DPL Campaign Questions 005
Do you see the diminishing care for our Core infrastructure as a problem? Do you have any idea how do sensibilize our new blood for the fact that "new packages" doesn't help Debian if our Core stuff is diminishing? I know that this is not exactly within the power of the DPL, but do you think that you, as DPL, can help speeding up Core development again?
Note: "core infrastructure" here refers to dpkg and apt.
I am seeing numerous projects across the free software world struggle with a lack of contributors, and wonder why they cannot get anyone to help them. In most cases, I think there are hints about why people might feel disenfranchised by a particular development process, and in most cases, I think the people in charge are mostly unwilling to change the way that they have been doing things for years and years just to accommodate potential contributors. I think this is particularly true of projects where there is a dictatorship or a single gatekeeper for all VCS repository commits.

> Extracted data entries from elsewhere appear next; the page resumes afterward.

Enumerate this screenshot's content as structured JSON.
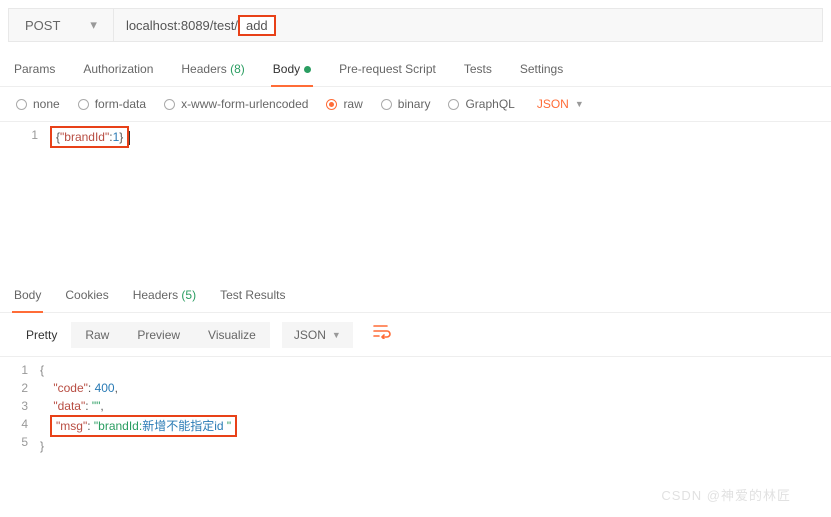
{
  "method": "POST",
  "url_prefix": "localhost:8089/test/",
  "url_highlight": "add",
  "tabs": {
    "params": "Params",
    "authorization": "Authorization",
    "headers": "Headers",
    "headers_count": "(8)",
    "body": "Body",
    "prerequest": "Pre-request Script",
    "tests": "Tests",
    "settings": "Settings"
  },
  "body_types": {
    "none": "none",
    "formdata": "form-data",
    "urlencoded": "x-www-form-urlencoded",
    "raw": "raw",
    "binary": "binary",
    "graphql": "GraphQL"
  },
  "format": "JSON",
  "request_body": {
    "line1_key": "\"brandId\"",
    "line1_val": "1"
  },
  "response_tabs": {
    "body": "Body",
    "cookies": "Cookies",
    "headers": "Headers",
    "headers_count": "(5)",
    "test_results": "Test Results"
  },
  "view_modes": {
    "pretty": "Pretty",
    "raw": "Raw",
    "preview": "Preview",
    "visualize": "Visualize"
  },
  "response_format": "JSON",
  "response": {
    "l1": "{",
    "l2_key": "\"code\"",
    "l2_val": "400",
    "l3_key": "\"data\"",
    "l3_val": "\"\"",
    "l4_key": "\"msg\"",
    "l4_val_pre": "\"brandId:",
    "l4_val_cn": "新增不能指定id",
    "l4_val_suf": " \"",
    "l5": "}"
  },
  "watermark": "CSDN @神爱的林匠"
}
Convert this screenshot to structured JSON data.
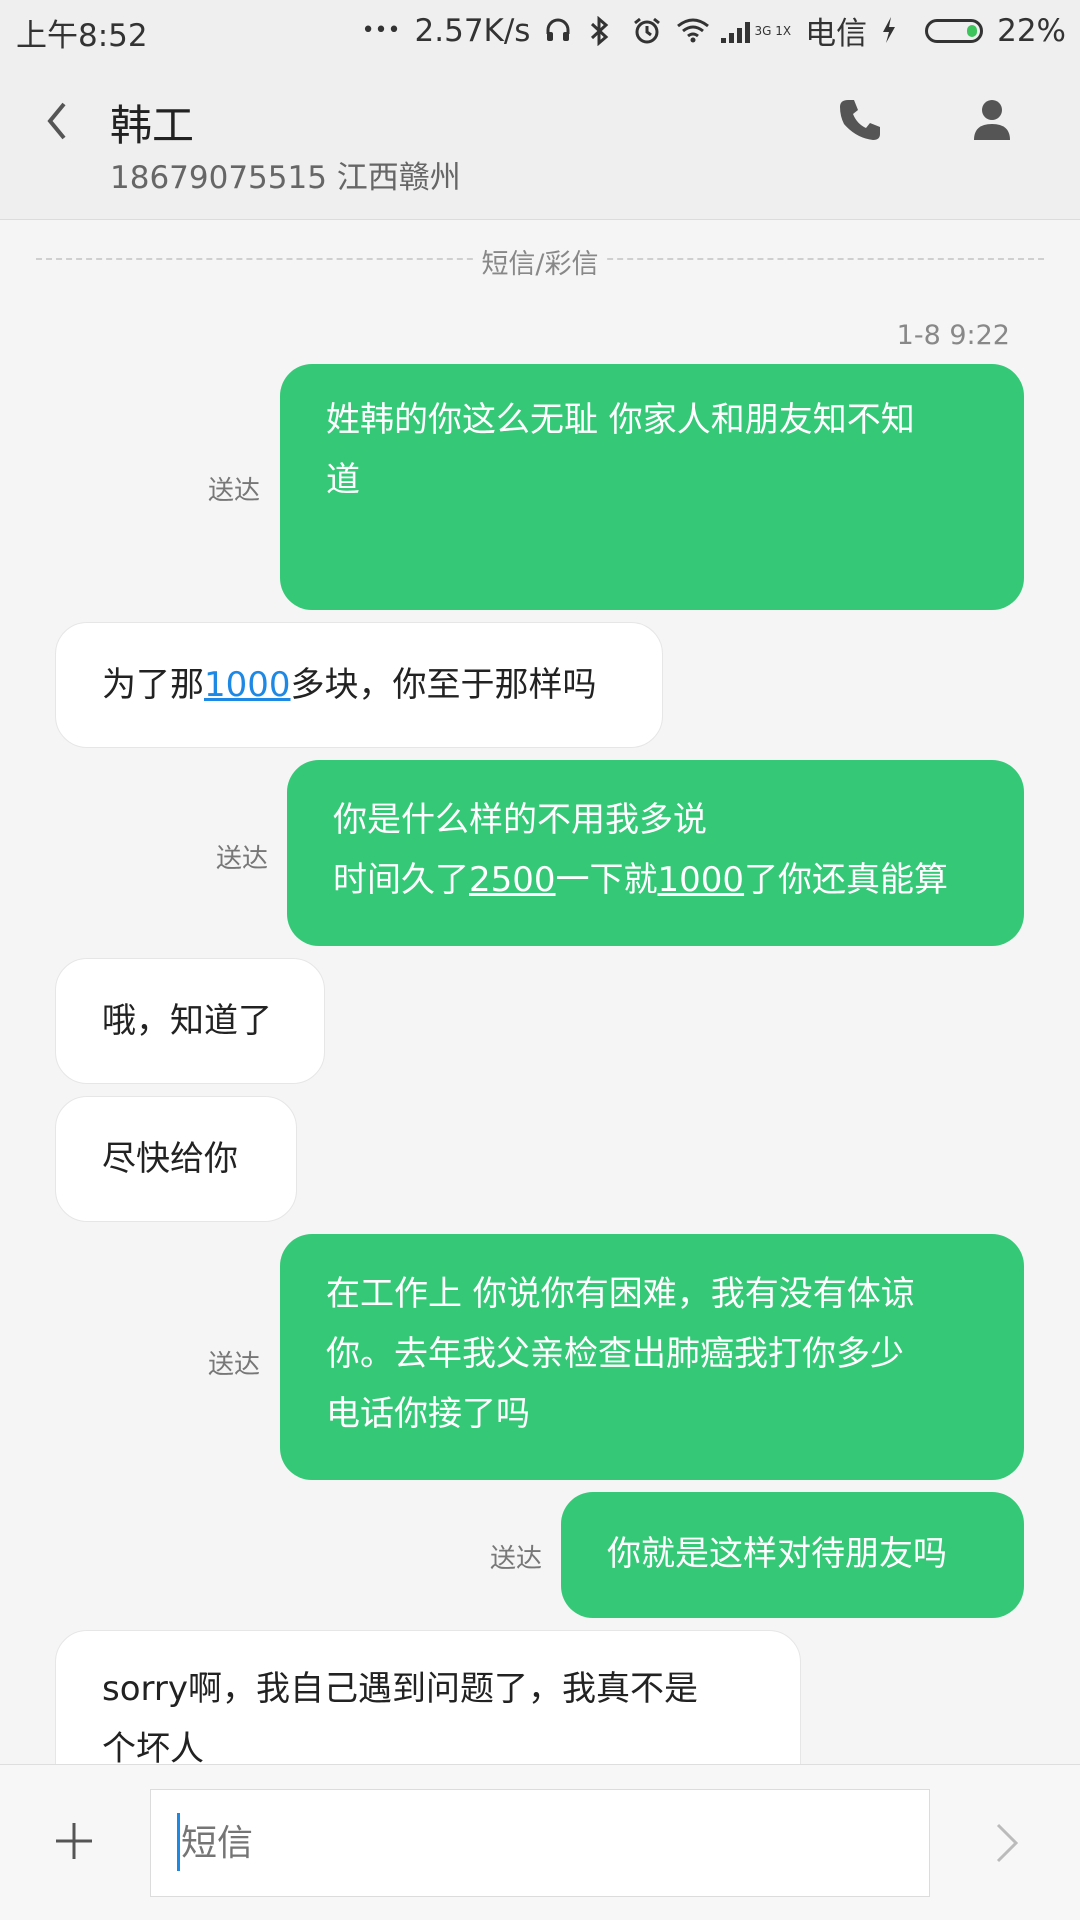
{
  "status_bar": {
    "time": "上午8:52",
    "dots": "•••",
    "speed": "2.57K/s",
    "net_top": "3G",
    "net_bottom": "1X",
    "carrier": "电信",
    "battery": "22%",
    "battery_level": 0.22
  },
  "header": {
    "name": "韩工",
    "subtitle": "18679075515 江西赣州"
  },
  "chat": {
    "divider_label": "短信/彩信",
    "timestamp": "1-8 9:22",
    "sent_status": "送达",
    "m1_line1": "姓韩的你这么无耻 你家人和朋友知不知",
    "m1_line2": "道",
    "m2_pre": "为了那",
    "m2_link": "1000",
    "m2_post": "多块，你至于那样吗",
    "m3_line1": "你是什么样的不用我多说",
    "m3_pre": "时间久了",
    "m3_link1": "2500",
    "m3_mid": "一下就",
    "m3_link2": "1000",
    "m3_post": "了你还真能算",
    "m4": "哦，知道了",
    "m5": "尽快给你",
    "m6_line1": "在工作上 你说你有困难，我有没有体谅",
    "m6_line2": "你。去年我父亲检查出肺癌我打你多少",
    "m6_line3": "电话你接了吗",
    "m7": "你就是这样对待朋友吗",
    "m8_line1": "sorry啊，我自己遇到问题了，我真不是",
    "m8_line2": "个坏人"
  },
  "input": {
    "placeholder": "短信"
  },
  "colors": {
    "outgoing_bubble": "#35c977",
    "incoming_bubble": "#ffffff",
    "link": "#1e88e5"
  }
}
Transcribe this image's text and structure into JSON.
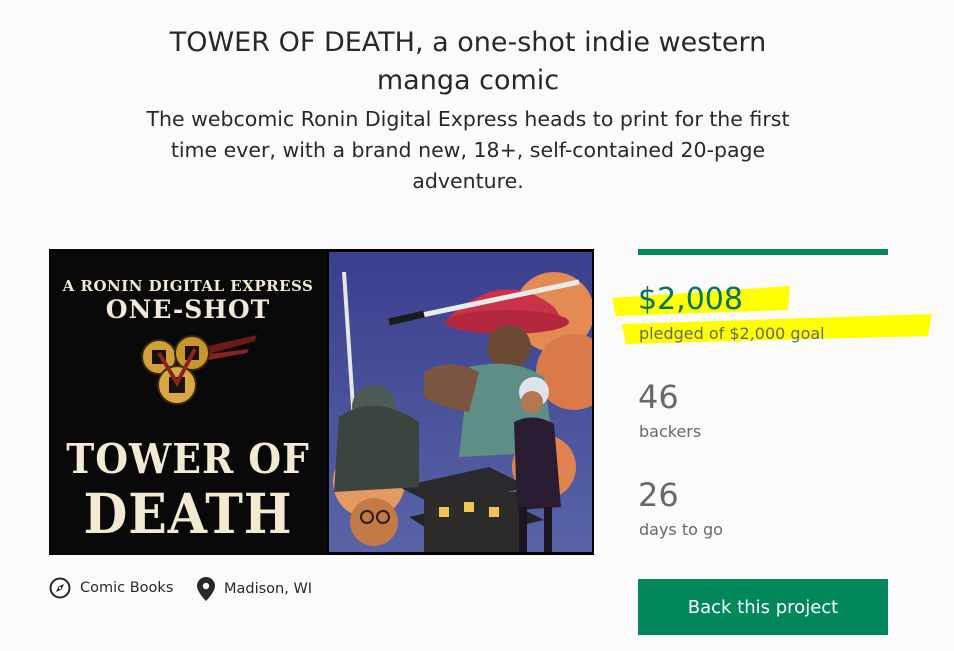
{
  "project": {
    "title": "TOWER OF DEATH, a one-shot indie western manga comic",
    "blurb": "The webcomic Ronin Digital Express heads to print for the first time ever, with a brand new, 18+, self-contained 20-page adventure."
  },
  "hero": {
    "kicker": "A RONIN DIGITAL EXPRESS",
    "oneshot": "ONE-SHOT",
    "title_line1": "TOWER OF",
    "title_line2": "DEATH"
  },
  "stats": {
    "pledged": "$2,008",
    "pledged_label": "pledged of $2,000 goal",
    "progress": 1.0,
    "backers": "46",
    "backers_label": "backers",
    "days": "26",
    "days_label": "days to go"
  },
  "cta": {
    "label": "Back this project"
  },
  "meta": {
    "category": "Comic Books",
    "category_icon": "compass-icon",
    "location": "Madison, WI",
    "location_icon": "location-pin-icon"
  },
  "colors": {
    "accent": "#028858",
    "pledged_text": "#037362",
    "highlight": "#ffff00",
    "muted_text": "#656969"
  }
}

Frequently these things seem to work themselves out after a long time. Old people leave, new people come in. Sometimes it is peaceful, sometimes it is violent. Rarely does it result in structural improvements.
I do not know why there is lack of manpower on dpkg and apt right now. I know I tried to make a change to dpkg a few months ago and was unable to do so, partly due to the codebase and partly due to important information existing only in Guillem's mind. In the end, I had to just wait for Guillem to do it, which he helpfully did, and now we have libdpkg-dev in experimental, with one reverse build-dep.
Had I been able to make the change myself, it is unclear whether I would have made any other contributions; that was the only itch I needed scratched, and I have plenty of other things to work on. So even though I found it near-impossible to contribute to dpkg in this way, I don't think that I'm excluded.
So as DPL I would first try to determine why there might not be enough contributors to dpkg and apt, or why the existing contributors are not performing up to your standards. This could be an instance where I would solicit private communication from people who might have potentially-valuable information that they do not wish to communicate in public for fear of hurting someone's feelings. This does not mean that I would try to resolve these issues behind the scenes, because I consider that to be a dangerous and potentially-harmful tactic.
Given a reasonable theory about why the problem exists, I would then proceed to encourage the resolution of that problem.
I also think that some package maintenance teams may share some issues with some core teams and even the project at large, and addressing the more general problems could lead to relief in many areas. Specifically I would name problems related to ego and teamwork, which is a theme on which I plan to elaborate later.